Муж умер сразу. Утром он ушел на службу, как ходили все тогда, потому что все служили тогда революции. Он возвратился ломовою лошадью, как ходили тогда все: на горбу принес мешок с овсом, под мышками портфель, два полена и доску из забора, – а за пазухой был том некрасовского "Современника", надписанный Некрасовым для Достоевского. – Каких свечей стоит человеческая жизнь? – За окном были синие сумерки, и там промаршировал отряд красноармейцев, в лаптях, кто в шинелях, кто в полушубках, с австрийскими винтовками, – уходил, должно быть, бить кого-нибудь из белых генералов. Электричества не было, и зажгли две свечи, чтобы просмотреть "Современник". Муж встал, вышел, поскользнулся о росплеск воды и – никогда больше не встал. Муж был строен и строг, и мир за ним – мир Леопарди – был, как из светелки.
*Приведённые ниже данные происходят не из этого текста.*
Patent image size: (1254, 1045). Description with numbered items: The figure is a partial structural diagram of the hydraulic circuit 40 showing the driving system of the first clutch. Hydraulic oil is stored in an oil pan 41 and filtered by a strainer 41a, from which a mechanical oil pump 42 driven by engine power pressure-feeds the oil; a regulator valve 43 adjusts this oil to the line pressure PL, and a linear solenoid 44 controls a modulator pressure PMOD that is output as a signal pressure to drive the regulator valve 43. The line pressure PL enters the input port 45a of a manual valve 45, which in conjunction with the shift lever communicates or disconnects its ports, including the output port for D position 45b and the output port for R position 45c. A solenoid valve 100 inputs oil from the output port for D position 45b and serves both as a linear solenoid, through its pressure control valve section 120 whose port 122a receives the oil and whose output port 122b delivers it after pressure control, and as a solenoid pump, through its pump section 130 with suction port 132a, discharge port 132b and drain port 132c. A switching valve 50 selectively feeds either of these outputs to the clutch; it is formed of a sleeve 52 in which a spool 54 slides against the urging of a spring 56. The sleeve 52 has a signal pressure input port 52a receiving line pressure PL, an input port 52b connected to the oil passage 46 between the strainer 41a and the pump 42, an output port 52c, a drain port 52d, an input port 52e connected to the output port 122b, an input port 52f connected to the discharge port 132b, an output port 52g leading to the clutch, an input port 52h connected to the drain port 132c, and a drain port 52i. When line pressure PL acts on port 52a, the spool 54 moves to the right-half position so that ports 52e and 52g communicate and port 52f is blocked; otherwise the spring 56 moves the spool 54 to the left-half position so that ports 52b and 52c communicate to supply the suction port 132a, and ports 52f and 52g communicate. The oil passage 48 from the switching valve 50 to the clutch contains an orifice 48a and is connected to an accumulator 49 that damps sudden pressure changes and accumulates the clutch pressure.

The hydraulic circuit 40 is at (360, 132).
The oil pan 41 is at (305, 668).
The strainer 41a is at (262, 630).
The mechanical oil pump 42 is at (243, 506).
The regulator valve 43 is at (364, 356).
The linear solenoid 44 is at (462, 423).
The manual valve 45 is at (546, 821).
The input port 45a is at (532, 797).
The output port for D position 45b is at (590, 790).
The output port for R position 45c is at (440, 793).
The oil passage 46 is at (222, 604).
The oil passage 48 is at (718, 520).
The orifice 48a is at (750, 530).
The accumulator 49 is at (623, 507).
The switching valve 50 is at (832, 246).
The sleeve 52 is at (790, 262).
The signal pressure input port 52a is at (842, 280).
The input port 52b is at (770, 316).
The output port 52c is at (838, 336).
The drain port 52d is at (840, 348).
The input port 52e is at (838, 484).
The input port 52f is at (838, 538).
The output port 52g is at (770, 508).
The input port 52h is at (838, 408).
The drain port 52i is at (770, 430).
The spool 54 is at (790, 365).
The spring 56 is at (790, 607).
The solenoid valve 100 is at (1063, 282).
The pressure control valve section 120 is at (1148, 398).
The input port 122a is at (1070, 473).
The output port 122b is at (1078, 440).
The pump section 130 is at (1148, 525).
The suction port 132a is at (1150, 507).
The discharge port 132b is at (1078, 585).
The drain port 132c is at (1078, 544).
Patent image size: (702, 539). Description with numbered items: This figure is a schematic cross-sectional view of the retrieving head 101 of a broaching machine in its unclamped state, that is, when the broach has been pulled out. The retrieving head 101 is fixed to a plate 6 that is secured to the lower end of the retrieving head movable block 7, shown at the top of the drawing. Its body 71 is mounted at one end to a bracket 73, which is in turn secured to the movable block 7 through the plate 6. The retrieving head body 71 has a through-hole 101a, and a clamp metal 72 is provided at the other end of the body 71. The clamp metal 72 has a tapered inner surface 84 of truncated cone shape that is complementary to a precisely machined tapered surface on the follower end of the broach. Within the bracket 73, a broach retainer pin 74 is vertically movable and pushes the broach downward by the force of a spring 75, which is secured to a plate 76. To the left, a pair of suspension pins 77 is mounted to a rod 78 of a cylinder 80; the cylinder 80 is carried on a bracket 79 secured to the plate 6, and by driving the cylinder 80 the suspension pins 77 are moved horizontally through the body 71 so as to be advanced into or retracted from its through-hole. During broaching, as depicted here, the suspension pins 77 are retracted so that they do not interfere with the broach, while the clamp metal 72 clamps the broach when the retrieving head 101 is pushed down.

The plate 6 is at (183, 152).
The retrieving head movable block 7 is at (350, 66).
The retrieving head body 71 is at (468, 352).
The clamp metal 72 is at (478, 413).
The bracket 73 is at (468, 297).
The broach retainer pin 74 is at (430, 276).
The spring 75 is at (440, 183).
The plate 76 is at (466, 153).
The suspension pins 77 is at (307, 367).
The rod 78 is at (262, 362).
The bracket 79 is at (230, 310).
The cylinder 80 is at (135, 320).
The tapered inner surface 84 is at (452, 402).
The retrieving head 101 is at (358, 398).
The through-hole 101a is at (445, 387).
Трубниковский занесло снегом, муж три дня лежал на столе на строгой – из Персии – скатерти, – лошадей тогда не было в Москве и мужа – Милица – повезла – в Донской – на салазках.

…Человеческая любовь, человеческая нежность и внимательность, человеческая благодарность – приходят иной раз очень жестоко, и жестоко надо расплачиваться за них, – и томик Леопарди падает из рук!.. "В мае рассветы мучительны. Там, дома, в коридоре, где был росплеск воды, спит человек на полу: – убить бы, убить бы память о нем!.."

Трубниковский занесло снегом. Ничего не надо. Ничего не понятно. Росплески воды растут и растут, уже нельзя ходить коридором, и пальцы на руках – уже не морковины, посинели, как мороженое мясо. Мир, вот тот, что шеренгами рабочих идет бить белых генералов, тот, что идет с красными знаменами на Красную площадь, мимо, по Поварской, босой по морозу, что кидает, мечет – Россию, Россией – тот, что пушками бил по Кремлю – непонятен, чужой, никогда не понять!.. Ничего не надо – ничего нет. Была всегда она, Милица, строгой, прямой, целомудренной, – и тело раздвоилось, отделилось от глаз: глаза жили сами собой и замерли – там, в дореволюции. А тело испугалось холодного голода, картошки, которую достают где-то там в очередях у площадей, за которой ездят на крышах поездов в свисте ветра, метелей и винтовочных пуль, как за сказочной живой водой – из сказочного царства мертвой воды… и кто-то там командовал:

– Россия, рысью! Россия, влево! карьером, Россия!.. –

Тогда по дороге на кладбище в Донской монастырь, когда глаза застелились только слезами, ничего не видели, – подошел, прибился человек, человечек, помогал везти гроб, номерок привешивал на могиле, – и обратно вез салазки, и говорил не мешкая:

– Я и вас, и мужа вашего давно знаю.

И когда салазки скелетом прогремели по лестнице и по льдам коридора, когда комната с книгами встретила мертвью, в коридоре человечек сказал:

– Я давно вас знаю. Я все для вас сделаю! Я завтра приду вам помочь.